Has your health influenced your writing? It gave me a sense of urgency. When I was doing my M.A. at Louisville, I published a poem on the Ethiope River, and I did not come back to the Ethiope River until I wrote that memoir 22 years later. I had wanted to write about Nigeria for a long time, but I didn’t give myself permission. When I was ill, that was the time to write about Nigeria because I didn’t know if I would live. If I was going to have a limited amount of time, writing about Nigeria was the last thing I was going to do. And then I had time for another book and now another book.
What book are you writing now? I’ve started a novel that is set in North Carolina. I went to first grade in Winston-Salem. And in this novel, rather than the U.S. going to Africa, Africa comes to the U.S. It’s still transatlantic, but it’s more contemporary and set in the 1960s.
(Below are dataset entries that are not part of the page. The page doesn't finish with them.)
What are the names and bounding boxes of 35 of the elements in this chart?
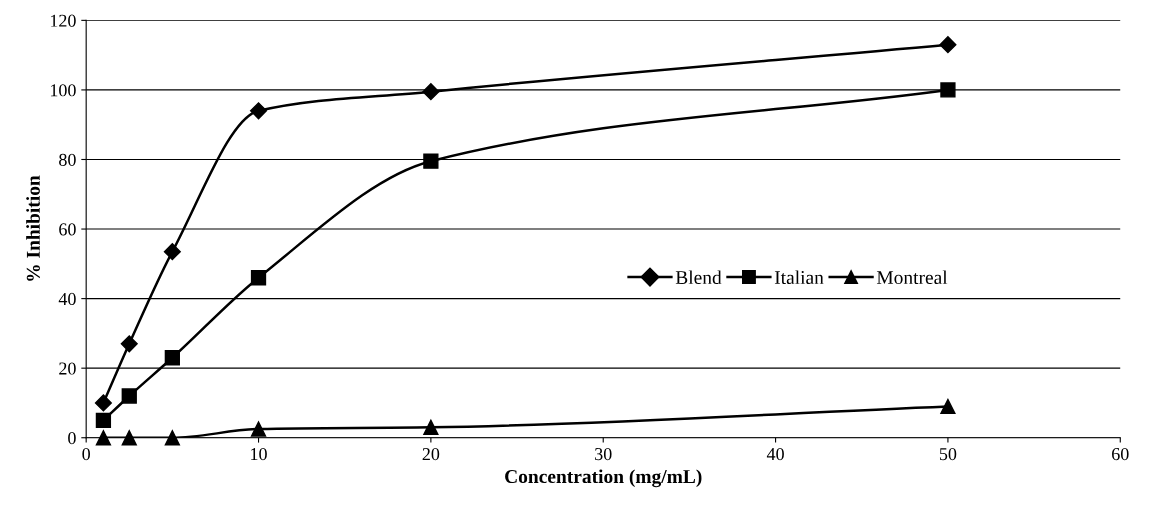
y-tick-label: 100 [50,84,76,97]
legend-label: Blend [675,270,722,285]
legend-label: Montreal [876,270,948,285]
point [940,398,956,415]
legend-label: Italian [774,270,824,285]
point [95,412,112,428]
x-tick-label: 0 [82,447,90,461]
x-tick-label: 10 [251,447,267,461]
y-axis-title: % Inhibition [26,175,40,281]
y-tick-label: 20 [59,362,76,375]
point [423,153,439,169]
point [250,270,267,286]
y-tick-label: 60 [59,223,76,236]
y-tick-label: 0 [68,432,76,445]
point [250,421,267,437]
y-tick-label: 80 [59,153,76,166]
x-tick-label: 20 [422,447,440,461]
y-tick-label: 40 [58,292,76,306]
point [422,83,440,101]
point [164,350,180,366]
point [120,335,138,353]
point [423,419,439,435]
point [163,243,181,261]
point [249,102,268,120]
x-tick-label: 50 [939,447,957,461]
x-tick-label: 30 [595,447,612,461]
point [940,82,956,98]
x-axis-title: Concentration (mg/mL) [505,469,702,488]
x-tick-label: 60 [1112,447,1129,461]
point [95,430,112,446]
x-tick-label: 40 [766,447,784,461]
point [94,394,112,412]
point [121,388,137,404]
y-tick-label: 120 [50,14,76,27]
point [939,36,957,54]
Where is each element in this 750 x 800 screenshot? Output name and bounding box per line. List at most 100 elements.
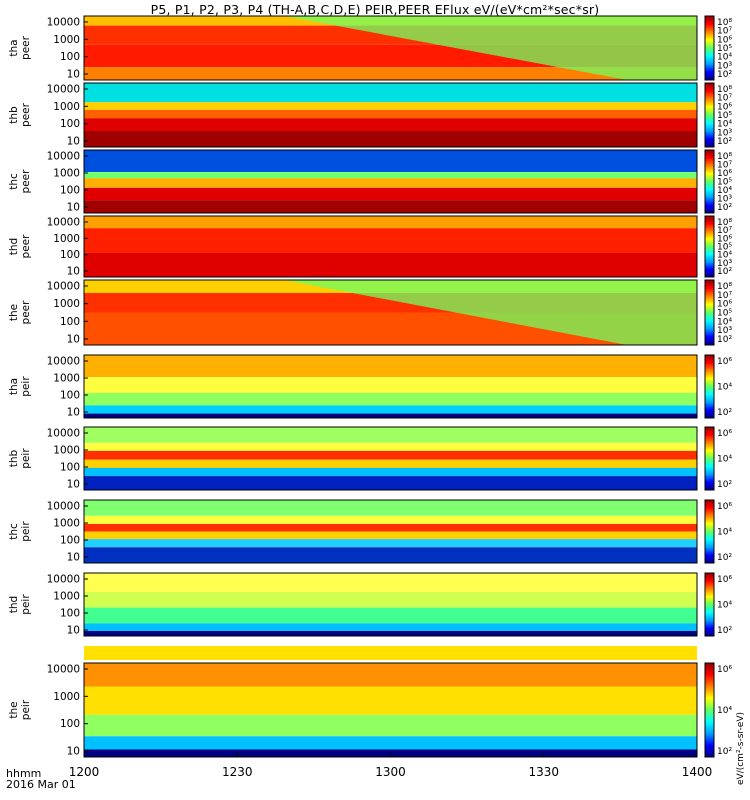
colorbar	[704, 215, 715, 278]
panel-label: thd	[8, 238, 20, 255]
y-tick-label: 10000	[47, 17, 80, 29]
panel-label: thc	[8, 173, 20, 190]
colorbar-tick-label: 10⁶	[717, 102, 732, 112]
y-tick-label: 10000	[47, 356, 80, 368]
colorbar-tick-label: 10⁷	[717, 291, 732, 301]
colorbar-tick-label: 10⁶	[717, 169, 732, 179]
panel-frame	[83, 15, 698, 81]
spectrogram-band	[84, 623, 697, 631]
colorbar	[704, 279, 715, 346]
y-tick-label: 10	[67, 266, 80, 278]
y-tick-label: 10000	[47, 574, 80, 586]
energy-cutoff-region	[284, 16, 697, 80]
colorbar-tick-label: 10⁴	[717, 317, 732, 327]
colorbar-tick-label: 10²	[717, 203, 732, 213]
y-tick-label: 10000	[47, 84, 80, 96]
panel-label: peir	[20, 699, 32, 720]
colorbar-tick-label: 10²	[717, 626, 732, 636]
colorbar-tick-label: 10²	[717, 137, 732, 147]
spectrogram-band	[84, 216, 697, 229]
y-tick-label: 10	[67, 552, 80, 564]
spectrogram-band	[84, 252, 697, 277]
colorbar-tick-label: 10⁴	[717, 186, 732, 196]
y-tick-label: 100	[60, 51, 80, 63]
colorbar-tick-label: 10⁴	[717, 706, 732, 716]
y-tick-label: 10000	[47, 281, 80, 293]
colorbar-tick-label: 10⁴	[717, 53, 732, 63]
y-tick-label: 10000	[47, 501, 80, 513]
x-tick-label: 1230	[222, 765, 253, 779]
y-tick-label: 10000	[47, 217, 80, 229]
panel-label: thc	[8, 523, 20, 540]
spectrogram-band	[84, 355, 697, 377]
colorbar	[704, 149, 715, 214]
y-tick-label: 100	[60, 185, 80, 197]
colorbar-tick-label: 10⁷	[717, 161, 732, 171]
panel-label: peir	[20, 448, 32, 469]
y-tick-label: 1000	[53, 101, 80, 113]
y-tick-label: 1000	[53, 34, 80, 46]
energy-cutoff-region	[284, 280, 697, 345]
colorbar-tick-label: 10⁷	[717, 226, 732, 236]
y-tick-label: 100	[60, 118, 80, 130]
colorbar-tick-label: 10⁴	[717, 455, 732, 465]
spectrogram-band	[84, 392, 697, 406]
spectrogram-band	[84, 663, 697, 687]
colorbar	[704, 426, 715, 491]
y-tick-label: 10000	[47, 428, 80, 440]
colorbar-tick-label: 10⁶	[717, 300, 732, 310]
colorbar	[704, 499, 715, 564]
colorbar-tick-label: 10³	[717, 61, 732, 71]
panel-frame	[83, 572, 698, 637]
y-tick-label: 10	[67, 136, 80, 148]
panel-label: peir	[20, 521, 32, 542]
colorbar-tick-label: 10⁶	[717, 35, 732, 45]
spectrogram-band	[84, 118, 697, 131]
spectrogram-band	[84, 405, 697, 414]
panel-label: peir	[20, 376, 32, 397]
spectrogram-band	[84, 736, 697, 750]
spectrogram-band	[84, 413, 697, 418]
panel-label: thb	[8, 449, 20, 467]
colorbar-tick-label: 10²	[717, 408, 732, 418]
colorbar-tick-label: 10⁶	[717, 502, 732, 512]
panel-label: tha	[8, 39, 20, 56]
colorbar-tick-label: 10²	[717, 480, 732, 490]
colorbar-tick-label: 10⁸	[717, 218, 732, 228]
spectrogram-band	[84, 427, 697, 443]
x-tick-label: 1400	[682, 765, 713, 779]
y-tick-label: 100	[60, 462, 80, 474]
y-tick-label: 1000	[53, 233, 80, 245]
colorbar	[704, 662, 715, 758]
panel-frame	[83, 499, 698, 564]
spectrogram-band	[84, 523, 697, 532]
colorbar-tick-label: 10³	[717, 326, 732, 336]
y-tick-label: 10	[67, 625, 80, 637]
colorbar-tick-label: 10⁸	[717, 85, 732, 95]
spectrogram-band	[84, 573, 697, 592]
panel-label: thb	[8, 106, 20, 124]
spectrogram-band	[84, 67, 697, 80]
colorbar-tick-label: 10⁴	[717, 601, 732, 611]
y-tick-label: 1000	[53, 445, 80, 457]
colorbar-tick-label: 10⁶	[717, 234, 732, 244]
panel-label: peer	[20, 300, 32, 325]
y-tick-label: 1000	[53, 691, 80, 703]
spectrogram-band	[84, 102, 697, 110]
spectrogram-band	[84, 442, 697, 451]
spectrogram-band	[84, 607, 697, 624]
colorbar-tick-label: 10²	[717, 747, 732, 757]
panel-frame	[83, 279, 698, 346]
colorbar-unit-label: eV/(cm²-s-sr-eV)	[736, 711, 746, 785]
colorbar-tick-label: 10⁵	[717, 243, 732, 253]
y-tick-label: 10	[67, 407, 80, 419]
spectrogram-band	[84, 515, 697, 524]
y-tick-label: 10	[67, 69, 80, 81]
colorbar-tick-label: 10²	[717, 267, 732, 277]
colorbar-tick-label: 10³	[717, 128, 732, 138]
spectrogram-band	[84, 539, 697, 548]
panel-label: the	[8, 304, 20, 321]
spectrogram-band	[84, 714, 697, 737]
spectrogram-band	[84, 467, 697, 477]
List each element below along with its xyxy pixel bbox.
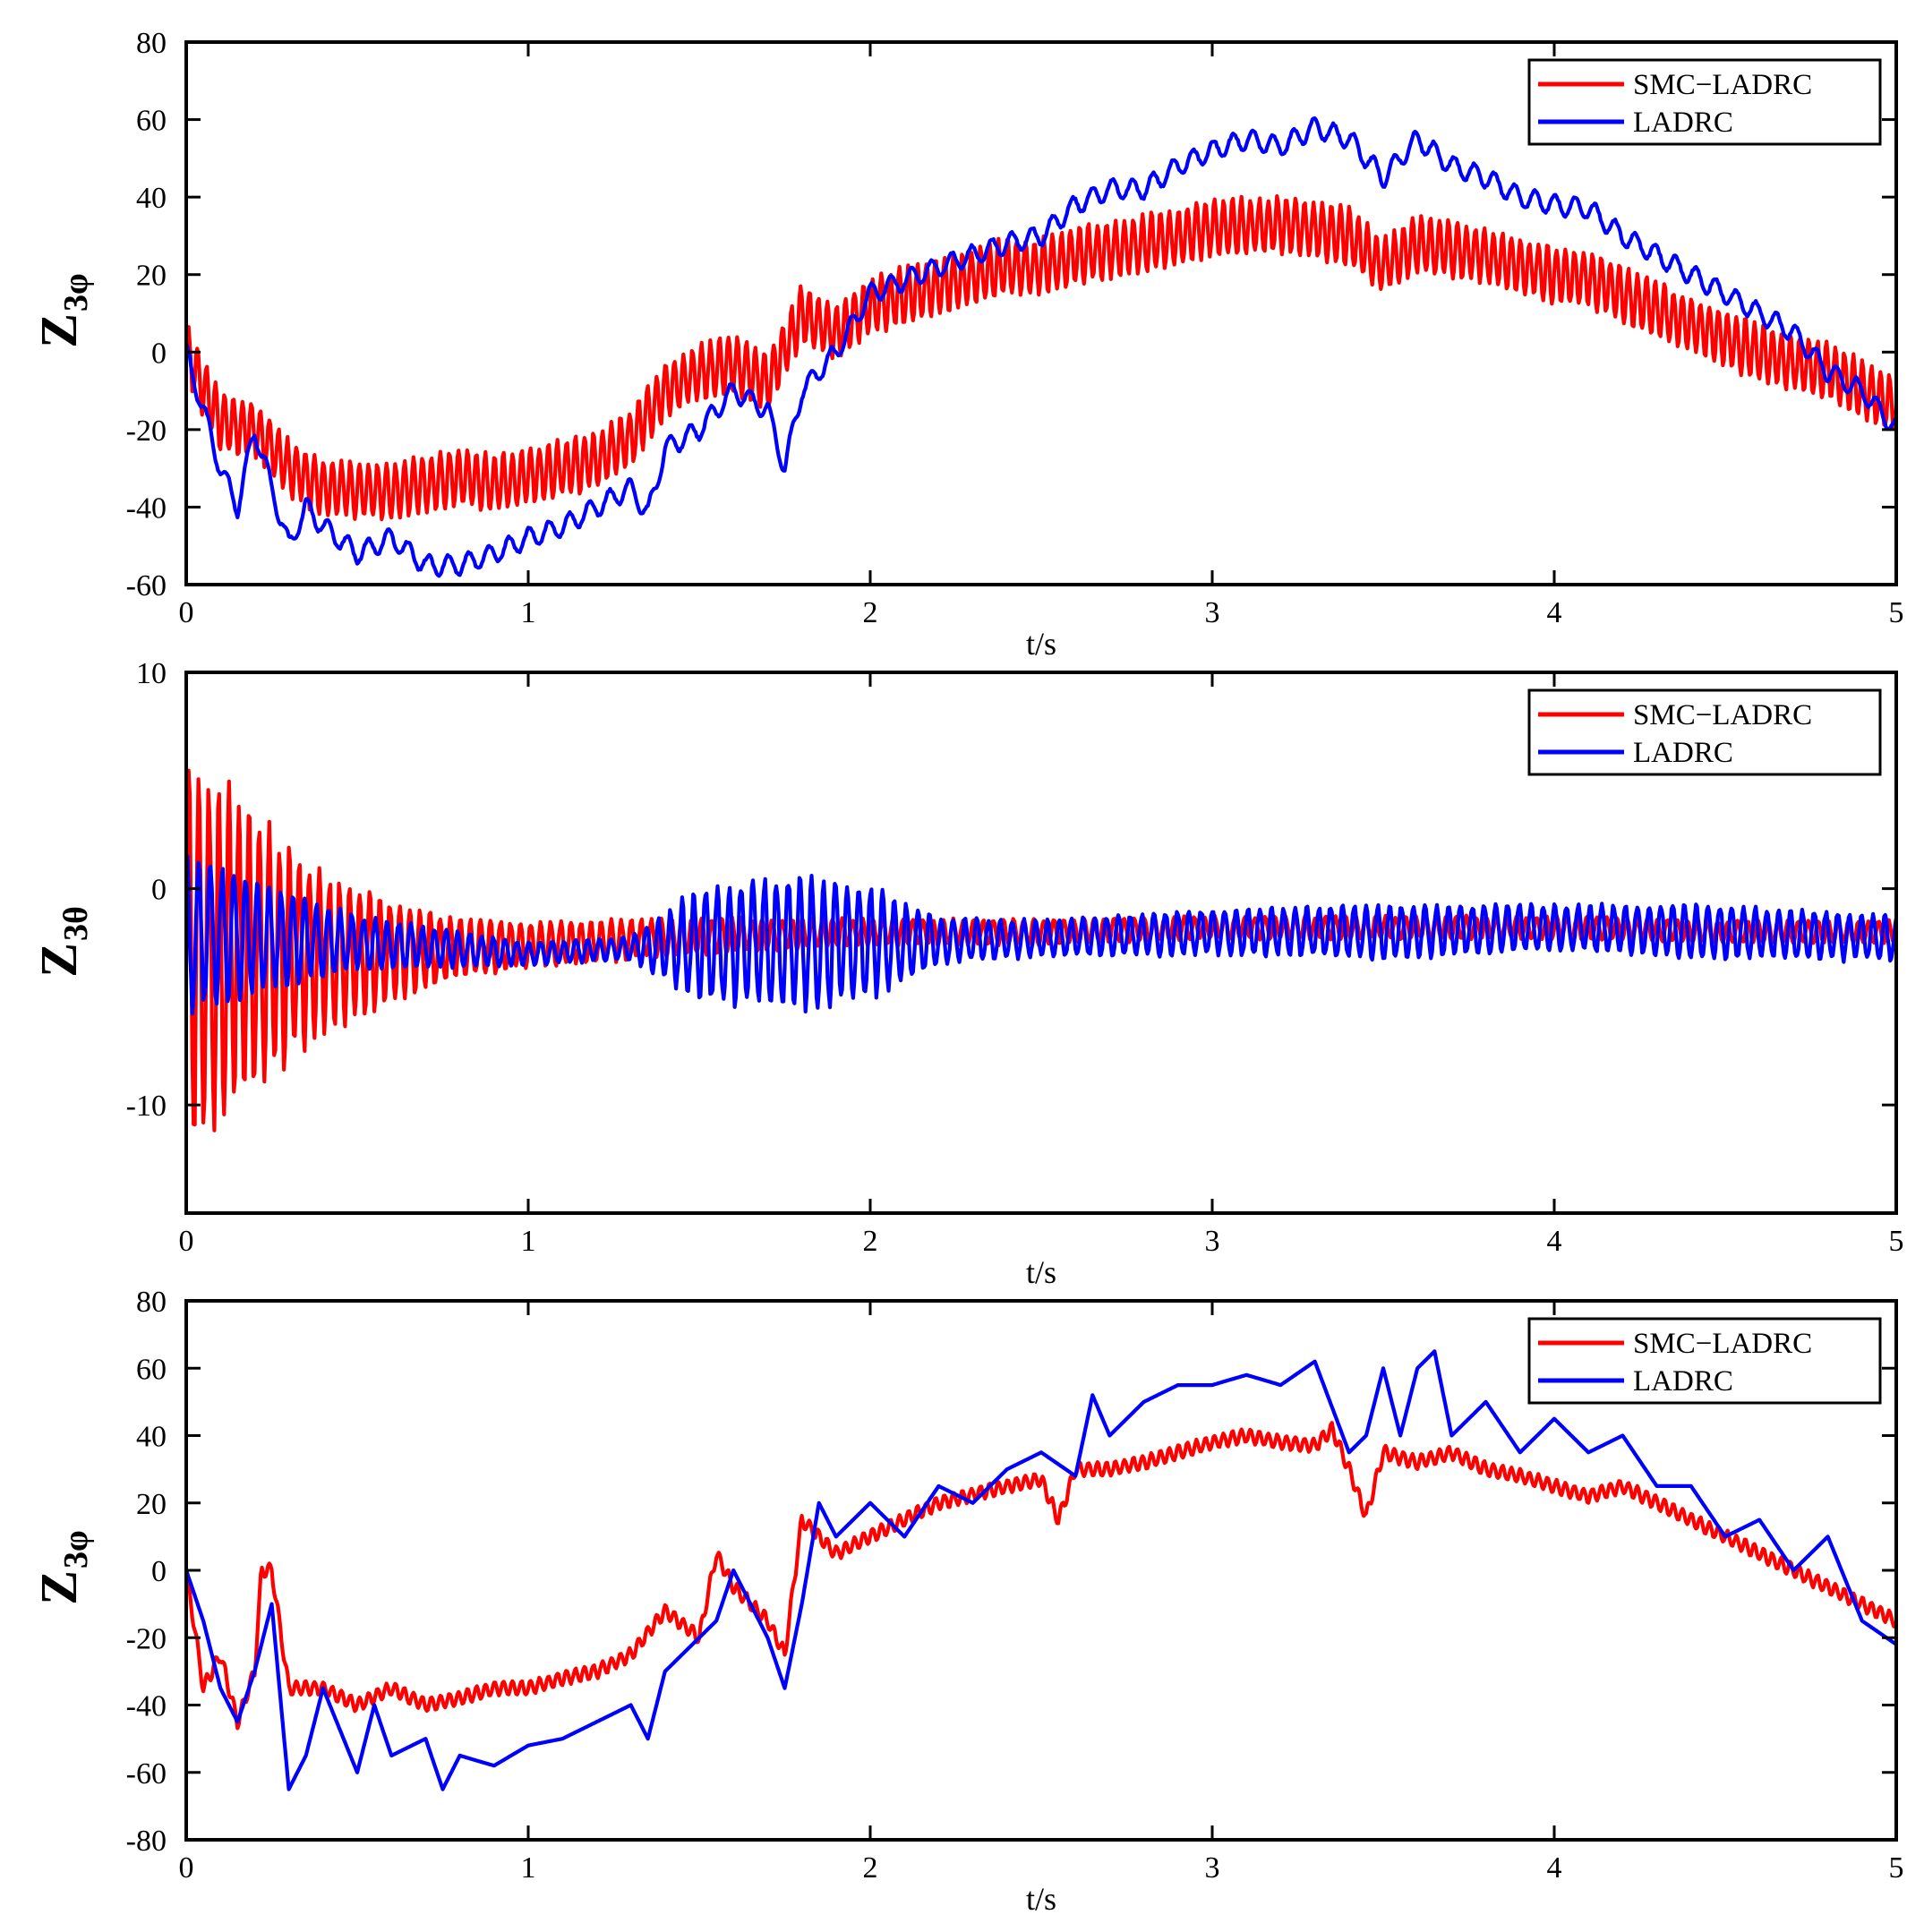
legend-label-smc-ladrc: SMC−LADRC [1633,1328,1812,1360]
y-axis-label-subscript: 3θ [57,906,95,941]
chart-panel-3: 0 1 2 3 4 5 80 60 40 20 0 -20 -40 -60 -80 t/s Z3φ SMC−LAD… [30,1286,1904,1917]
x-tick-label: 1 [521,1851,536,1885]
y-tick-label: 60 [136,105,167,138]
axes-frame [184,671,1898,1215]
legend-box [1527,688,1882,776]
y-tick-label: 20 [136,260,167,293]
plot-area [186,116,1896,578]
y-axis-label: Z3φ [30,273,95,347]
x-tick-label: 2 [863,1851,878,1885]
y-tick-label: -80 [126,1825,167,1858]
x-tick-label: 3 [1205,1225,1220,1258]
x-tick-label: 0 [179,596,194,629]
y-axis-label: Z3θ [30,906,95,978]
x-axis-label: t/s [1026,626,1056,662]
y-axis-label-subscript: 3φ [57,273,95,312]
legend-label-smc-ladrc: SMC−LADRC [1633,699,1812,731]
y-axis-label-main: Z [30,313,88,348]
y-axis-label-subscript: 3φ [57,1530,95,1569]
y-tick-label: -20 [126,415,167,448]
x-tick-label: 3 [1205,596,1220,629]
y-tick-label: -10 [126,1090,167,1123]
y-tick-label: -60 [126,1757,167,1791]
y-tick-label: 40 [136,182,167,215]
plot-area [186,768,1896,1133]
legend: SMC−LADRC LADRC [1527,688,1882,776]
series-line-ladrc [186,116,1896,578]
series-line-ladrc [186,1349,1896,1791]
x-tick-label: 2 [863,596,878,629]
x-tick-label: 4 [1547,1225,1562,1258]
x-tick-label: 1 [521,1225,536,1258]
legend-label-smc-ladrc: SMC−LADRC [1633,69,1812,101]
chart-panel-2: 0 1 2 3 4 5 10 0 -10 t/s Z3θ SMC−LADRC LADRC [30,657,1904,1290]
legend-box [1527,58,1882,146]
y-axis-label: Z3φ [30,1530,95,1604]
x-tick-label: 4 [1547,1851,1562,1885]
legend-label-ladrc: LADRC [1633,1365,1733,1398]
x-tick-label: 5 [1889,1851,1904,1885]
x-axis-label: t/s [1026,1254,1056,1290]
y-tick-label: 10 [136,657,167,690]
series-line-ladrc [186,854,1896,1016]
y-tick-label: 60 [136,1353,167,1386]
legend: SMC−LADRC LADRC [1527,1317,1882,1405]
y-tick-label: 0 [151,1555,167,1588]
y-axis-label-main: Z [30,943,88,978]
y-tick-label: -20 [126,1622,167,1655]
y-tick-label: -60 [126,569,167,603]
y-tick-label: 0 [151,874,167,907]
axes-frame [184,40,1898,586]
chart-panel-1: 0 1 2 3 4 5 80 60 40 20 0 -20 -40 -60 t/s Z3φ SMC−LADRC L… [30,27,1904,662]
y-tick-label: -40 [126,492,167,525]
chart-panels: 0 1 2 3 4 5806040200-20-40-60t/sZ3φSMC−LADRCL… [30,27,1904,1917]
y-tick-label: 20 [136,1488,167,1521]
y-tick-label: 0 [151,337,167,370]
legend-label-ladrc: LADRC [1633,107,1733,139]
plot-area [186,1349,1896,1791]
y-tick-label: -40 [126,1690,167,1723]
series-line-smc-ladrc [186,194,1896,522]
series-line-smc-ladrc [186,1421,1896,1731]
y-tick-label: 80 [136,27,167,60]
x-axis-label: t/s [1026,1881,1056,1917]
x-tick-label: 4 [1547,596,1562,629]
y-tick-label: 80 [136,1286,167,1319]
x-tick-label: 2 [863,1225,878,1258]
y-axis-label-main: Z [30,1570,88,1605]
x-tick-label: 3 [1205,1851,1220,1885]
x-tick-label: 1 [521,596,536,629]
y-tick-label: 40 [136,1421,167,1454]
legend-box [1527,1317,1882,1405]
x-tick-label: 5 [1889,1225,1904,1258]
x-tick-label: 0 [179,1851,194,1885]
x-tick-label: 5 [1889,596,1904,629]
legend: SMC−LADRC LADRC [1527,58,1882,146]
legend-label-ladrc: LADRC [1633,737,1733,769]
x-tick-label: 0 [179,1225,194,1258]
What have been some important books in your life? I was good in English, but my reading life wasn’t important to me in Nigeria. It didn’t begin until I came to the U.S.; because when I came to the U.S., I was completely lost and in culture shock. I began to read contemporary novels – the novels of the 1960s and 1970s. I was reading Saul Bellows’ Dangling Man and Player Piano by Kurt Vonnegut and Surfacing by Margaret Atwood. From those novels, what I learned was that other people were confused and lost and searching, too. Literature became my home…… I really didn’t start reading African literature until I started writing my memoir in the 1990s. I realized that I couldn’t write my own book about West Africa until I read other books by West African writers.
What books by writers from Africa would you recommend? The Famished Road by Ben Okri, and Waiting for the Barbarians by J. M. Coetzee.
What’s a book you read recently that you’d recommend to others? Michael Ondaatje’s Running in the Family, a fictionalized memoir of growing up in Ceylon, which is now Sri Lanka.